Wat zijn de overeenkomsten tussen Alpha en Beta Helix?
- Alpha en Beta Helix zijn twee secundaire structuren van eiwitten.
- Aminozuren zijn de monomeren van beide secundaire structuren.
- Bovendien zijn de chemische bestanddelen van de alfa- en bèta-helices koolstof, waterstof, zuurstof, stikstof en zwavel.
- Ook ontwikkelen beide secundaire structuren zich tot een organisatie op een hoger niveau.
- Bovendien worden beide gestabiliseerd door waterstofbruggen.
- In beide structuren wordt de hydrofobiciteit bepaald door de aanwezigheid van de R-groepen van de aminozuren.
Wat is het verschil tussen Alpha en Beta Helix?
Het belangrijkste verschil tussen de alfa- en bèta-helix is het type waterstofbinding dat ze laten zien. Alfa-helix vertoont intramoleculaire waterstofbinding, terwijl beta-helix intermoleculaire waterstofbinding vertoont. Bovendien vormt de alfa-helix een rechtshandige helix, terwijl de bèta-helix zowel rechts- als linkshandige helices kan vormen.

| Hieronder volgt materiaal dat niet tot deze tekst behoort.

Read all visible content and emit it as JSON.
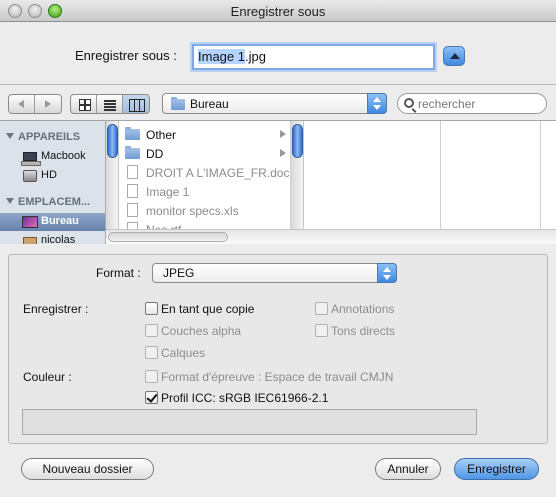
{
  "window": {
    "title": "Enregistrer sous"
  },
  "save_as": {
    "label": "Enregistrer sous :",
    "filename_selected": "Image 1",
    "filename_ext": ".jpg"
  },
  "toolbar": {
    "location": "Bureau",
    "search_placeholder": "rechercher"
  },
  "sidebar": {
    "sections": [
      {
        "title": "APPAREILS",
        "items": [
          {
            "label": "Macbook",
            "icon": "laptop-icon"
          },
          {
            "label": "HD",
            "icon": "hard-drive-icon"
          }
        ]
      },
      {
        "title": "EMPLACEM...",
        "items": [
          {
            "label": "Bureau",
            "icon": "desktop-icon",
            "selected": true
          },
          {
            "label": "nicolas",
            "icon": "home-icon"
          }
        ]
      }
    ]
  },
  "files": [
    {
      "name": "Other",
      "kind": "folder",
      "enabled": true
    },
    {
      "name": "DD",
      "kind": "folder",
      "enabled": true
    },
    {
      "name": "DROIT A L'IMAGE_FR.doc",
      "kind": "document",
      "enabled": false
    },
    {
      "name": "Image 1",
      "kind": "document",
      "enabled": false
    },
    {
      "name": "monitor specs.xls",
      "kind": "document",
      "enabled": false
    },
    {
      "name": "Nos.rtf",
      "kind": "document",
      "enabled": false
    }
  ],
  "options": {
    "format_label": "Format :",
    "format_value": "JPEG",
    "save_label": "Enregistrer :",
    "checks": {
      "copy": {
        "label": "En tant que copie",
        "checked": false,
        "enabled": true
      },
      "annotations": {
        "label": "Annotations",
        "checked": false,
        "enabled": false
      },
      "alpha": {
        "label": "Couches alpha",
        "checked": false,
        "enabled": false
      },
      "spot": {
        "label": "Tons directs",
        "checked": false,
        "enabled": false
      },
      "layers": {
        "label": "Calques",
        "checked": false,
        "enabled": false
      }
    },
    "color_label": "Couleur :",
    "proof": {
      "label": "Format d'épreuve : Espace de travail CMJN",
      "checked": false,
      "enabled": false
    },
    "icc": {
      "label": "Profil ICC:  sRGB IEC61966-2.1",
      "checked": true,
      "enabled": true
    }
  },
  "buttons": {
    "new_folder": "Nouveau dossier",
    "cancel": "Annuler",
    "save": "Enregistrer"
  },
  "colors": {
    "accent": "#4f96e6",
    "sidebar_bg": "#dbe2ea",
    "selection": "#6783ac"
  }
}
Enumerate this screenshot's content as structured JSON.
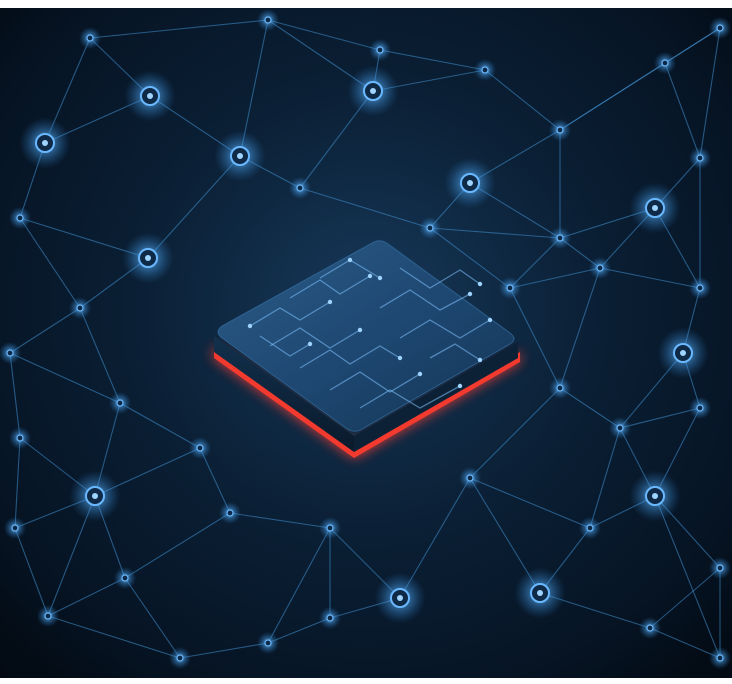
{
  "image": {
    "subject": "microchip-on-network",
    "colors": {
      "background_dark": "#061424",
      "background_mid": "#0e2a46",
      "network_line": "#3f8fd0",
      "node_glow": "#5fb4ff",
      "chip_top": "#1f4a72",
      "chip_side": "#0d2236",
      "chip_glow": "#ff3b2e",
      "circuit_trace": "#7fc2ff"
    }
  }
}
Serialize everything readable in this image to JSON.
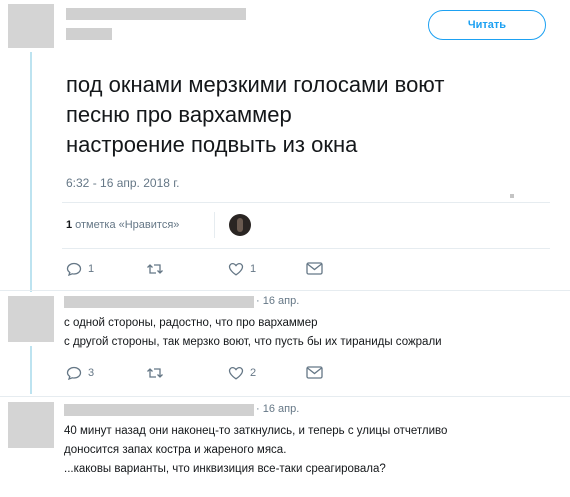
{
  "tweet": {
    "follow_label": "Читать",
    "text_lines": [
      "под окнами мерзкими голосами воют",
      "песню про вархаммер",
      "настроение подвыть из окна"
    ],
    "timestamp": "6:32 - 16 апр. 2018 г.",
    "likes_count": "1",
    "likes_label": "отметка «Нравится»",
    "actions": {
      "replies": "1",
      "retweets": "",
      "likes": "1"
    }
  },
  "replies": [
    {
      "date": "· 16 апр.",
      "lines": [
        "с одной стороны, радостно, что про вархаммер",
        "с другой стороны, так мерзко воют, что пусть бы их тираниды сожрали"
      ],
      "actions": {
        "replies": "3",
        "retweets": "",
        "likes": "2"
      }
    },
    {
      "date": "· 16 апр.",
      "lines": [
        "40 минут назад они наконец-то заткнулись, и теперь с улицы отчетливо",
        "доносится запах костра и жареного мяса.",
        "...каковы варианты, что инквизиция все-таки среагировала?"
      ]
    }
  ],
  "colors": {
    "accent": "#1da1f2",
    "thread": "#bde3f0",
    "muted": "#657786"
  }
}
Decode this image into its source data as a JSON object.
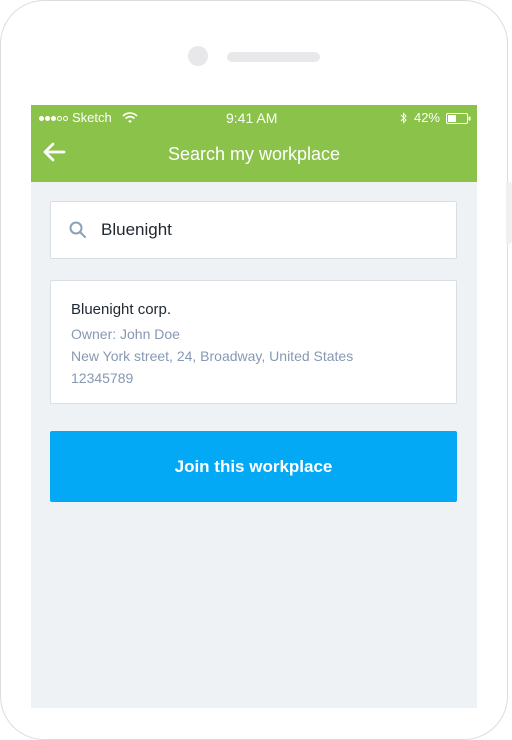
{
  "status_bar": {
    "carrier": "Sketch",
    "time": "9:41 AM",
    "battery": "42%",
    "icons": [
      "signal-icon",
      "wifi-icon",
      "bluetooth-icon",
      "battery-icon"
    ]
  },
  "header": {
    "title": "Search my workplace",
    "back_icon": "arrow-left-icon",
    "color": "#8bc34a"
  },
  "search": {
    "value": "Bluenight",
    "placeholder": "",
    "icon": "search-icon"
  },
  "result": {
    "name": "Bluenight corp.",
    "owner": "Owner: John Doe",
    "address": "New York street, 24, Broadway, United States",
    "code": "12345789"
  },
  "action": {
    "join_label": "Join this workplace",
    "color": "#03a9f4"
  }
}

Dit is dus ook een significant verschil tussen alfa- en bèta-helix.
Bovendien is een ander verschil tussen alfa- en bèta-helix dat de alfa-helix-vorming plaatsvindt door het verdraaien van de aminozuursequentie, terwijl bij bèta-helix-vorming de twee bèta-vellen, parallel of anti-parallel, gebonden zijn aan vormen de spiraalvormige structuur.
De onderstaande infografiek geeft meer informatie over het verschil tussen alfa- en bèta-helix.

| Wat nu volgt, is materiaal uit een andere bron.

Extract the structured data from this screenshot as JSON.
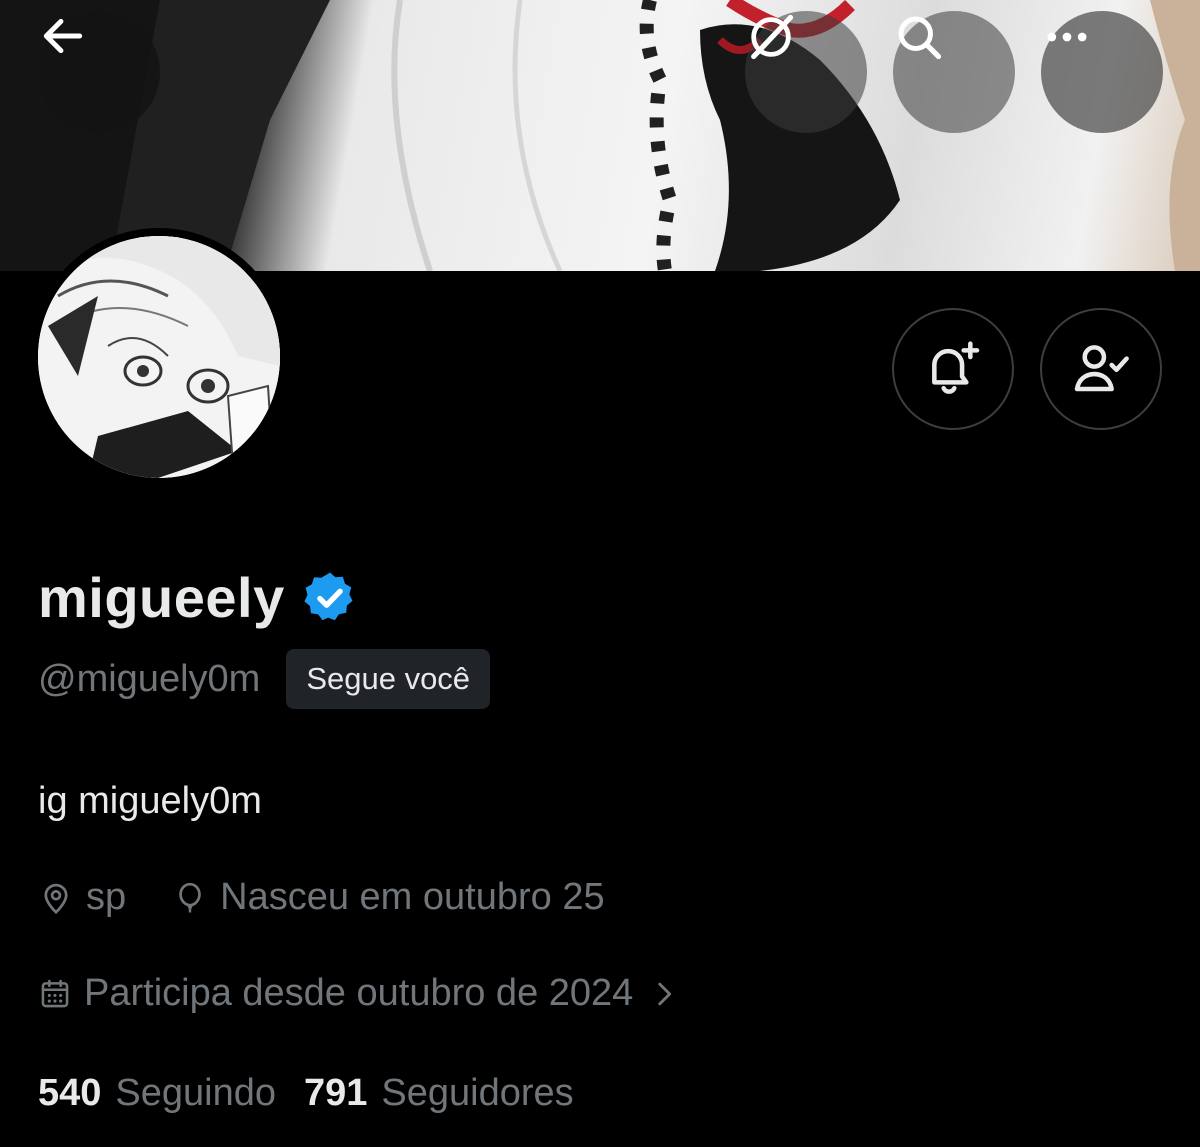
{
  "header": {
    "back_icon": "arrow-left-icon",
    "grok_icon": "grok-icon",
    "search_icon": "search-icon",
    "more_icon": "more-horizontal-icon"
  },
  "profile": {
    "display_name": "migueely",
    "verified": true,
    "verified_color": "#1d9bf0",
    "handle": "@miguely0m",
    "follows_you_label": "Segue você",
    "bio": "ig miguely0m",
    "location": "sp",
    "birthday": "Nasceu em outubro 25",
    "joined": "Participa desde outubro de 2024"
  },
  "actions": {
    "notify_icon": "bell-plus-icon",
    "following_icon": "person-check-icon"
  },
  "stats": {
    "following_count": "540",
    "following_label": "Seguindo",
    "followers_count": "791",
    "followers_label": "Seguidores"
  },
  "colors": {
    "background": "#000000",
    "text_primary": "#e7e9ea",
    "text_secondary": "#71767b",
    "badge_bg": "#202327",
    "accent": "#1d9bf0"
  }
}
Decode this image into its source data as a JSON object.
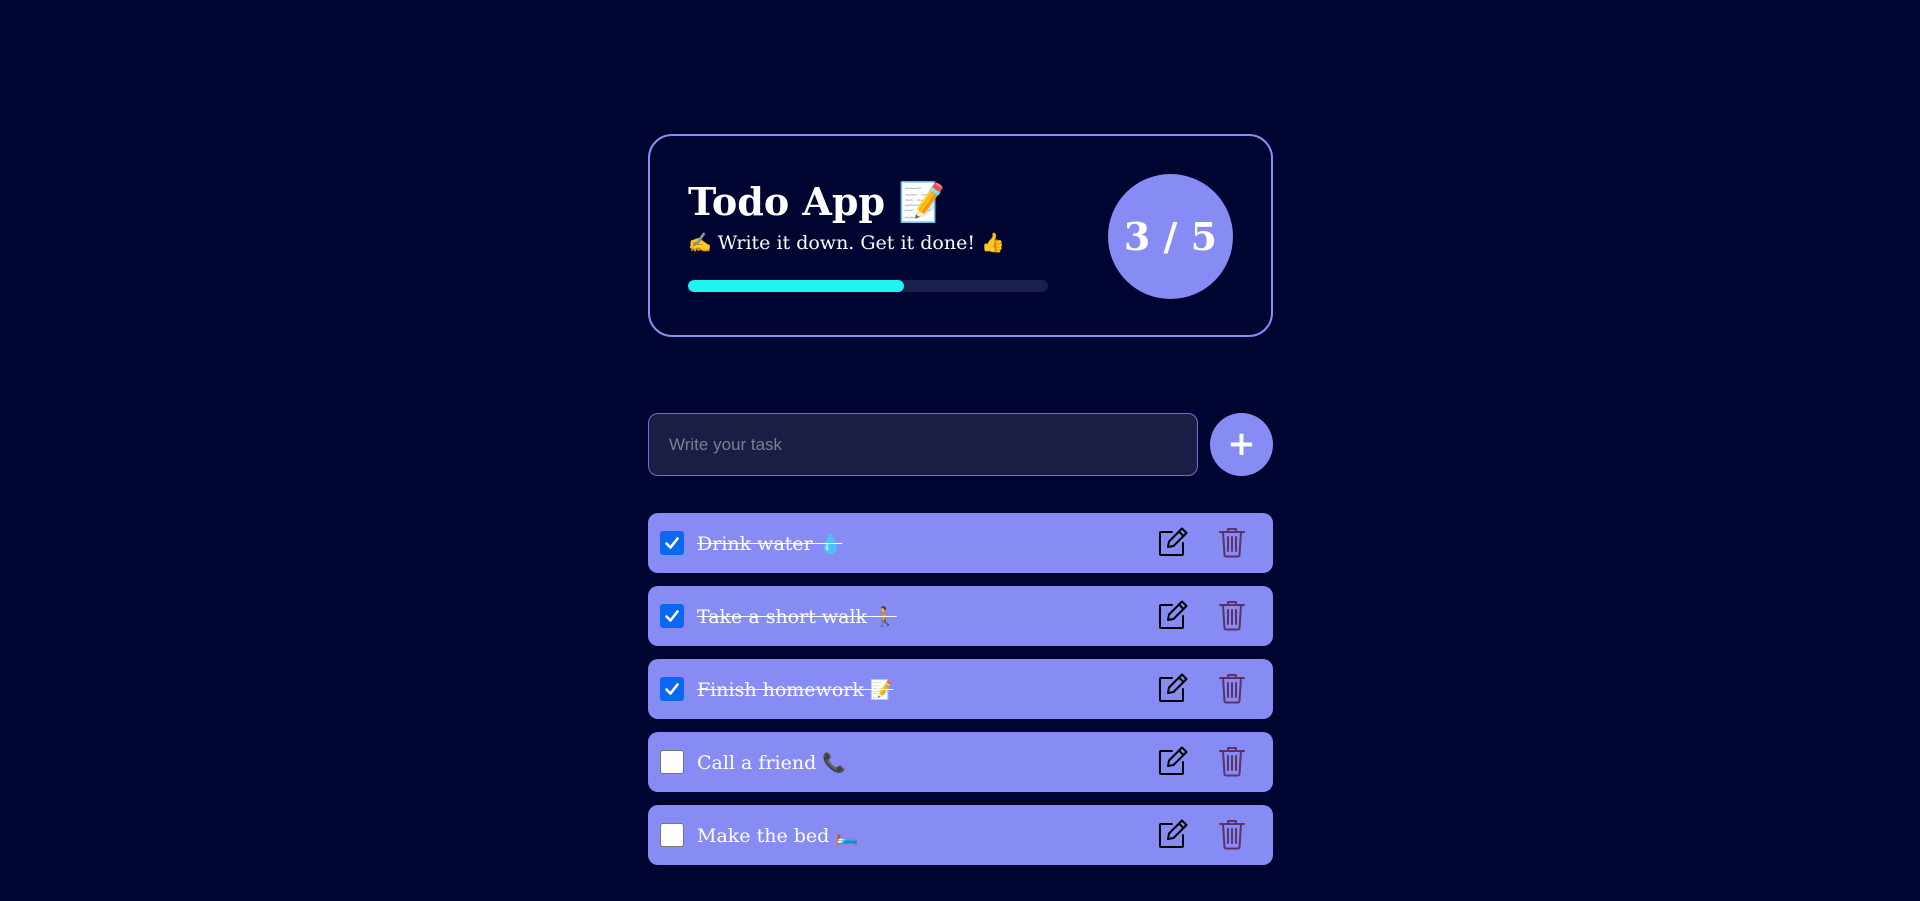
{
  "header": {
    "title": "Todo App 📝",
    "subtitle": "✍️ Write it down. Get it done! 👍",
    "completed": 3,
    "total": 5,
    "count_text": "3 / 5",
    "progress_fraction": 0.6
  },
  "form": {
    "placeholder": "Write your task",
    "add_label": "+"
  },
  "tasks": [
    {
      "text": "Drink water 💧",
      "done": true
    },
    {
      "text": "Take a short walk 🚶",
      "done": true
    },
    {
      "text": "Finish homework 📝",
      "done": true
    },
    {
      "text": "Call a friend 📞",
      "done": false
    },
    {
      "text": "Make the bed 🛏️",
      "done": false
    }
  ],
  "icons": {
    "edit": "edit-icon",
    "delete": "trash-icon",
    "check": "check-icon"
  },
  "colors": {
    "background": "#000430",
    "accent": "#878cf5",
    "progress": "#1ff4ef",
    "checkbox_checked": "#0b69f1",
    "delete_icon": "#5a3368"
  }
}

Samenvatting – Alpha vs Beta Helix
Zowel alfa-helices als bèta-helices zijn belangrijk bij het identificeren en afleiden van complexe eiwitstructuren. Beide typen zijn secundaire structuren van eiwitten. Alfa-helix is echter een spiraalvormige draai van aminozuursequenties. Daarentegen vindt de vorming van bèta-helix plaats via de waterstofbinding van parallelle of anti-parallelle bèta-platen. Verder is de waterstofbinding intramoleculair in alfa-helixvorm, terwijl de waterstofbinding intermoleculair is in bèta-helixvorm. Bovendien hebben beide structuren een R-groep, die de hydrofobiciteit van het eiwit bepa alt. Dit vat dus het verschil samen tussen alfa- en bèta-helix.